Earlier this month, each of the Investment Industry Regulatory Organization of Canada (IIROC) and its U.S. counterpart the Financial Industry Regulatory Authority (FINRA) disclosed their compliance and examination priorities for the firms they supervise. Although these reports are of most relevance to firms directly supervised by these regulators, these supervisory trends may also be of interest to other Canadian registrants as well.

IIROC’s Compliance Priorities Report indicates an emphasis on areas such as: pro-active management of cyber-related risks (which may involve table-top simulations of cyber-incident scenarios as well as self-assessment exercises); reviews of dealers’ accounting systems for compliance with CRM2 reporting requirements; service arrangements between portfolio managers and dealers; trading compliance (including best execution, fair pricing, electronic trading controls, and supervision of over-the-counter debt trading); dealer compensation-related conflicts of interest; automated/online advice service offerings; CRM2 (especially KYC information regarding clients’ investment time horizons and pre-trade disclosure of charges); and registration filings (including concerns about notices of termination, filings relating to outside business activities, and late or incomplete disclosures with respect to regulatory, civil, criminal and financial disclosure items). 

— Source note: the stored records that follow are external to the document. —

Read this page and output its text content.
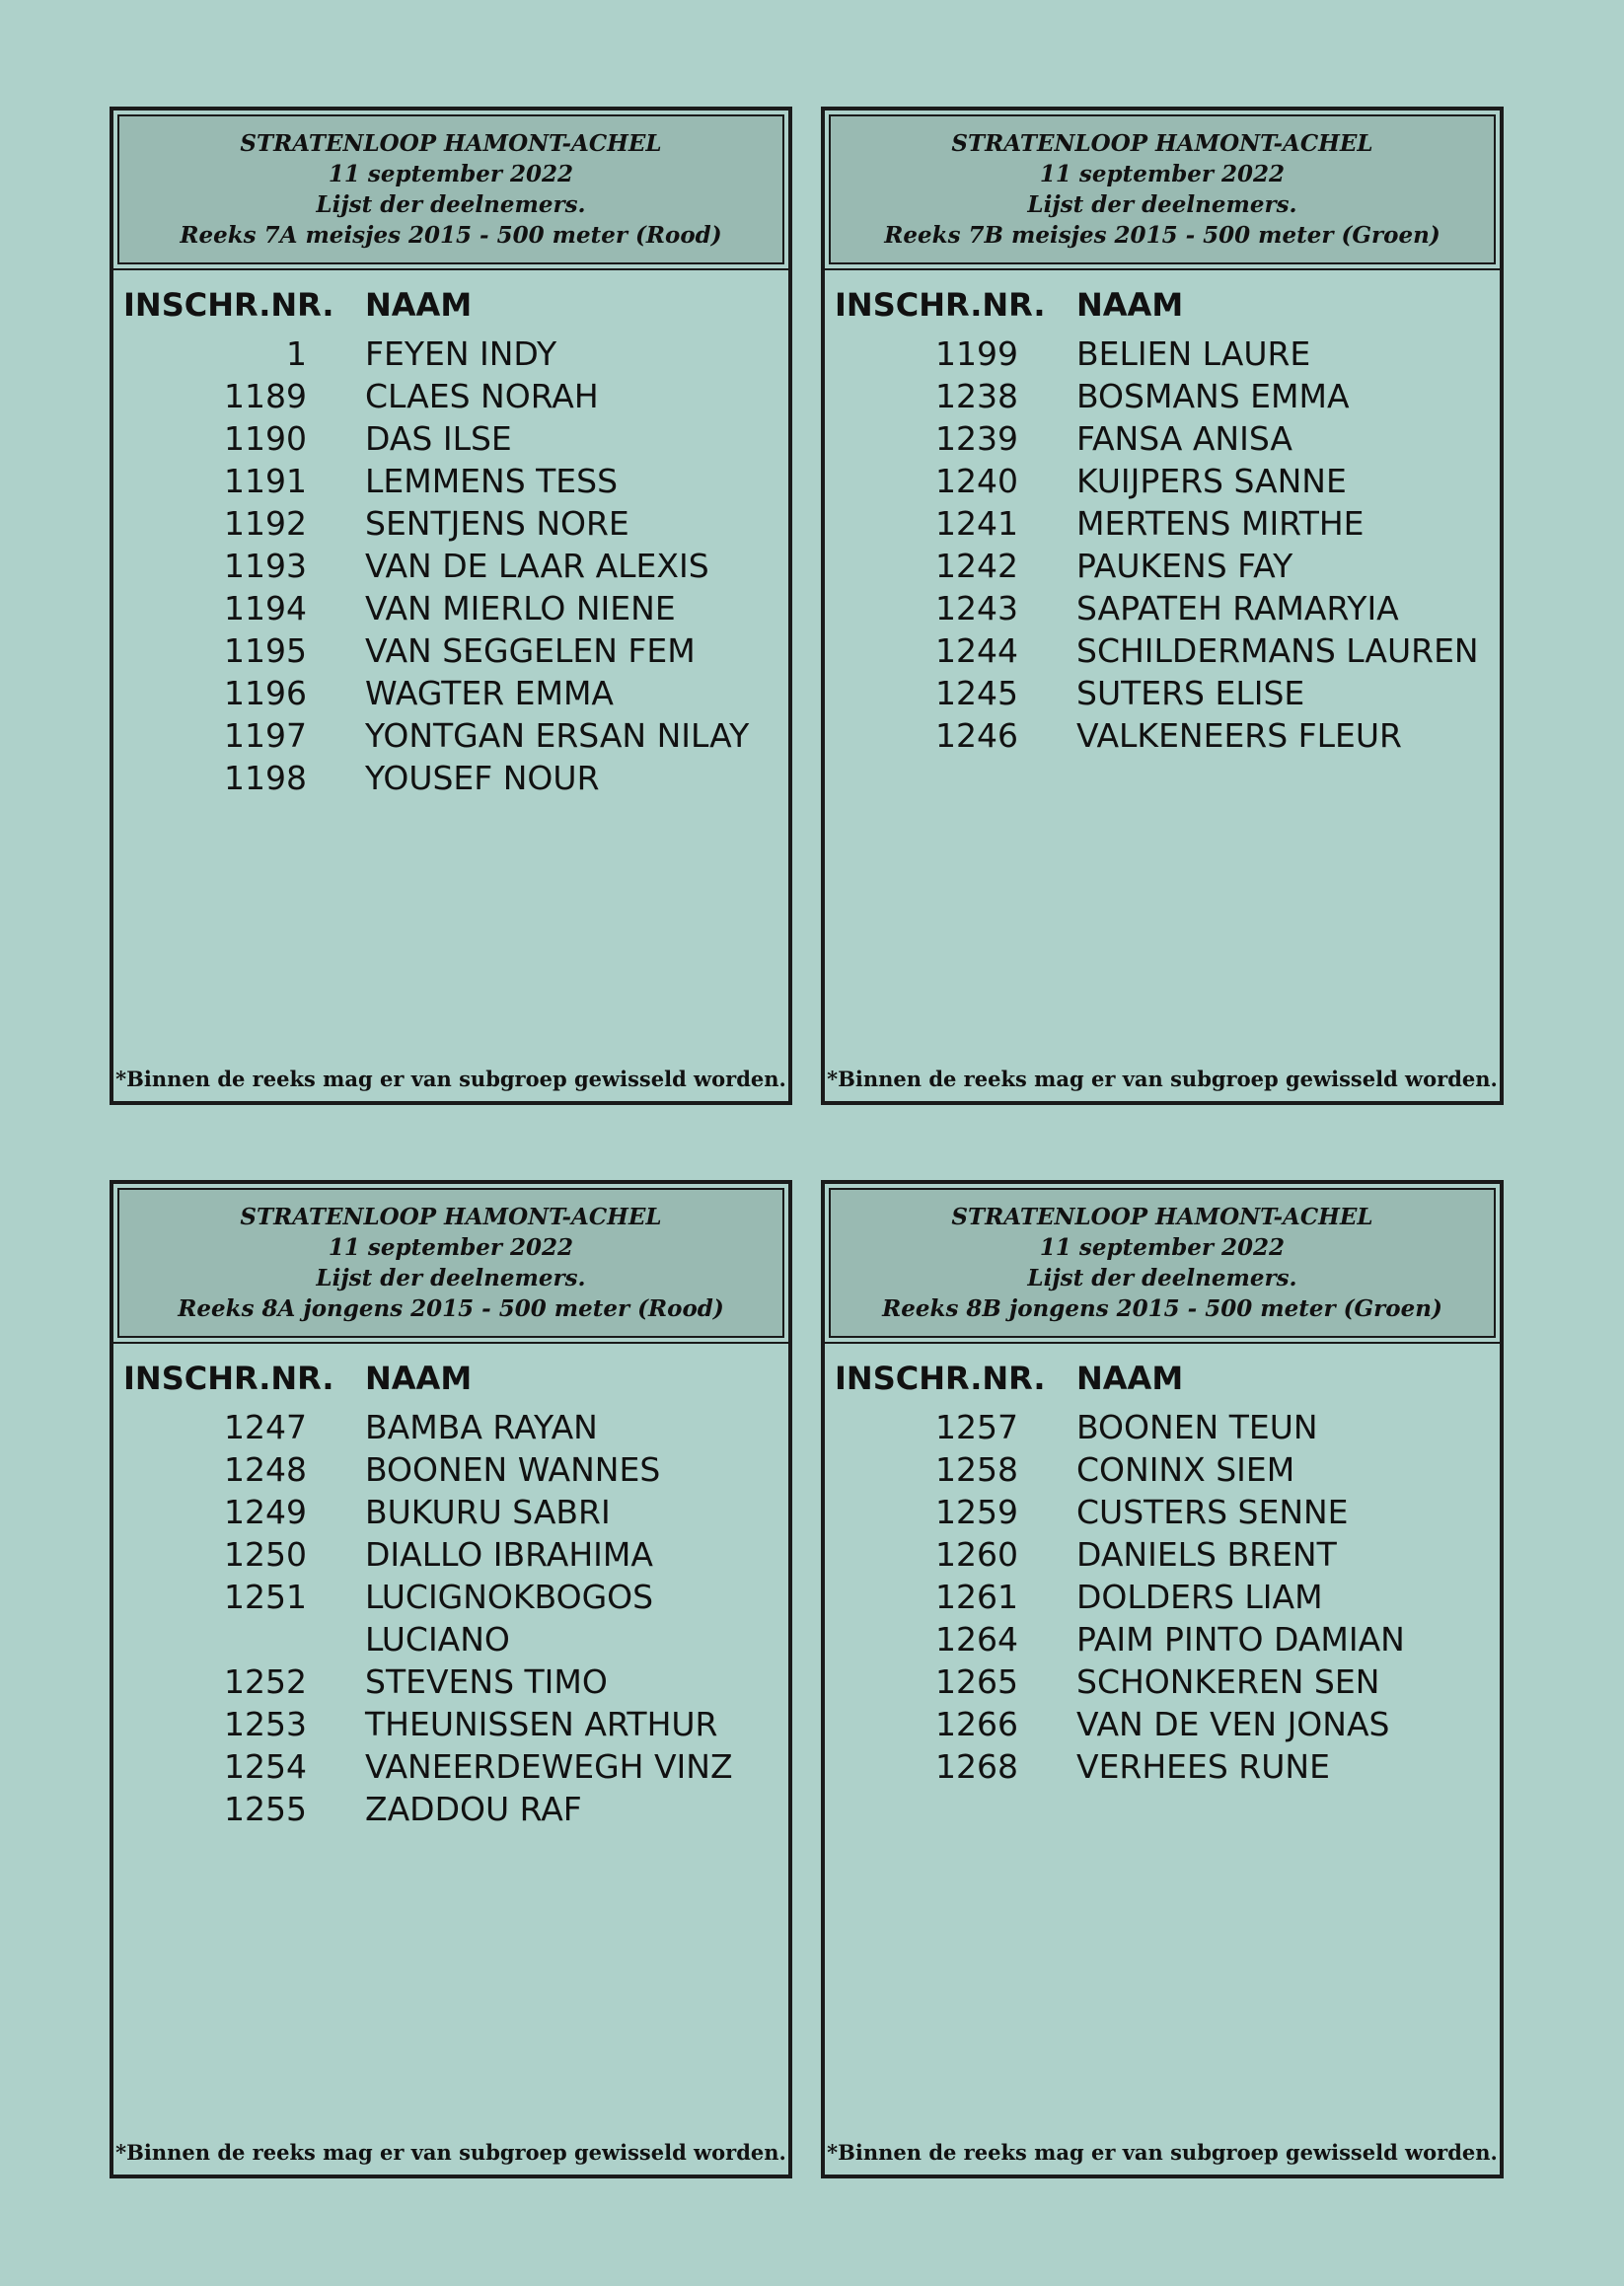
STRATENLOOP HAMONT-ACHEL
11 september 2022
Lijst der deelnemers.
Reeks 7A meisjes 2015 - 500 meter (Rood)
INSCHR.NR. NAAM
1 FEYEN INDY
1189 CLAES NORAH
1190 DAS ILSE
1191 LEMMENS TESS
1192 SENTJENS NORE
1193 VAN DE LAAR ALEXIS
1194 VAN MIERLO NIENE
1195 VAN SEGGELEN FEM
1196 WAGTER EMMA
1197 YONTGAN ERSAN NILAY
1198 YOUSEF NOUR
*Binnen de reeks mag er van subgroep gewisseld worden.
STRATENLOOP HAMONT-ACHEL
11 september 2022
Lijst der deelnemers.
Reeks 7B meisjes 2015 - 500 meter (Groen)
INSCHR.NR. NAAM
1199 BELIEN LAURE
1238 BOSMANS EMMA
1239 FANSA ANISA
1240 KUIJPERS SANNE
1241 MERTENS MIRTHE
1242 PAUKENS FAY
1243 SAPATEH RAMARYIA
1244 SCHILDERMANS LAUREN
1245 SUTERS ELISE
1246 VALKENEERS FLEUR
*Binnen de reeks mag er van subgroep gewisseld worden.
STRATENLOOP HAMONT-ACHEL
11 september 2022
Lijst der deelnemers.
Reeks 8A jongens 2015 - 500 meter (Rood)
INSCHR.NR. NAAM
1247 BAMBA RAYAN
1248 BOONEN WANNES
1249 BUKURU SABRI
1250 DIALLO IBRAHIMA
1251 LUCIGNOKBOGOS
LUCIANO
1252 STEVENS TIMO
1253 THEUNISSEN ARTHUR
1254 VANEERDEWEGH VINZ
1255 ZADDOU RAF
*Binnen de reeks mag er van subgroep gewisseld worden.
STRATENLOOP HAMONT-ACHEL
11 september 2022
Lijst der deelnemers.
Reeks 8B jongens 2015 - 500 meter (Groen)
INSCHR.NR. NAAM
1257 BOONEN TEUN
1258 CONINX SIEM
1259 CUSTERS SENNE
1260 DANIELS BRENT
1261 DOLDERS LIAM
1264 PAIM PINTO DAMIAN
1265 SCHONKEREN SEN
1266 VAN DE VEN JONAS
1268 VERHEES RUNE
*Binnen de reeks mag er van subgroep gewisseld worden.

FINRA’s 2018 Annual Regulatory and Examinations Priority Letter indicates an emphasis on areas such as: microcap fraud schemes including schemes that target senior investors; registered representatives who raise funds from investors they serve away from their firms; business continuity planning; customer protection and verification of assets and liabilities; technology governance; cybersecurity; anti-money laundering programs; liquidity planning; procedures for monitoring rates charged to customers for short sales; controls to meet suitability obligations; initial coin offerings and cryptocurrencies; firms’ disclosure and supervisory practices related to margin loans; market manipulation; best execution where firms provide price improvement when routing customer orders for execution or executing internalized customer orders; fixed income data integrity; front running in correlated options products; and market access.